Was coexistence weakened or strengthened following the Turkish invasion?
Mazloum Abdi : One of the objectives of the Turkish military attack was to shatter the existing unity of Kurds, Arabs and Syriacs living in this region. But it’s the opposite that took place. The populations here understood that their fate were connected, that it’s not only the Kurds that were targeted. This brought the people closer and made them more united than before. They is more solidarity. The Turkish attack was a challenge for us. Many hoped that the work we had set up in the last eight years would be annihilated and that the SDF would disappear, but we have proven in these last months that the opposite was achievable. We are stronger than ever, as are the ties between the different communities here. The population doesn’t want Turkey nor the return of the Regime.
Polat Can : Our relationship with the Arabs is not just a tactical cooperation. Rather, it is a strategic interaction. In the past, the Syrian regime tried to convince Arabs that Kurds were pro-israeli zionists, atheists and capitalists. Now, in Raqqa and Deir ez Zour, Arab tribes request that we bring young Kurdish fighters to protect the region together.
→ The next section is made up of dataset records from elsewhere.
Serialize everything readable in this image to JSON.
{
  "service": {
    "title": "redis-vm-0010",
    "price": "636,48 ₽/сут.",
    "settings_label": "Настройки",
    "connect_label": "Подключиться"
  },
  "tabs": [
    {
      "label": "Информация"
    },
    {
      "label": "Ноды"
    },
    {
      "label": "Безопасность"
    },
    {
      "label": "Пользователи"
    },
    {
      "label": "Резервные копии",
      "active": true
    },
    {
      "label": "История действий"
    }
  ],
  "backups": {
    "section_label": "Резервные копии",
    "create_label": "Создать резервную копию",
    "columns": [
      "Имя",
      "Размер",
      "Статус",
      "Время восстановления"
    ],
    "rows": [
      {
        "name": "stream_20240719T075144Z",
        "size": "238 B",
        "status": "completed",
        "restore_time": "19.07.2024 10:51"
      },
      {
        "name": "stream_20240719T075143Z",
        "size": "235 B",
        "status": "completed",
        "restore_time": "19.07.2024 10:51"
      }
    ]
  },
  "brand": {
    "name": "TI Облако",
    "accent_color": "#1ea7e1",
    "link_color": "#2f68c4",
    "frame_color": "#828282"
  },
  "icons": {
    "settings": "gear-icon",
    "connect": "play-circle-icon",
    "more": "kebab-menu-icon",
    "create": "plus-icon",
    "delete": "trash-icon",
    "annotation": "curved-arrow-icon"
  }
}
When I was in charge of liberating the Deir ez Zour province, I had 13 000 soldiers under my command. Only a hundred of them were Kurds. All the others were Arabs. The vast majority of the 1000 martyrs we had were Arabs. We live together, we are compelled to mutually respect one another. It’s tough, but we are changing the mentalities. The Turkish invasion was a big test for us. Everyone was watching to see if Kurds and Arabs were capable of sticking together or if on the contrary, Turkey was capable of destroying what we had established here in the last years. Our conclusion is unambiguous: Kurds and Arabs resisted together against a Turkish invasion. In the 100 % Arab ares of Deir Ez Zour and Raqqa for example, there was not a single Arab uprising against the SDF. Hundreds of young Arabs from these areas came to Serê Kaniyê to fight against the Turks. Our forces didn’t scatter. The Arab clans didn’t say: "We secede from the SDF." Even the Arab communities of Ras al Ayn and Tall Abyad didn’t rally the Turks. They [left their houses] and came to the territories held by the SDF. Our administration functions as before and its economy has more or less remained as it was prior to the Turkish assault.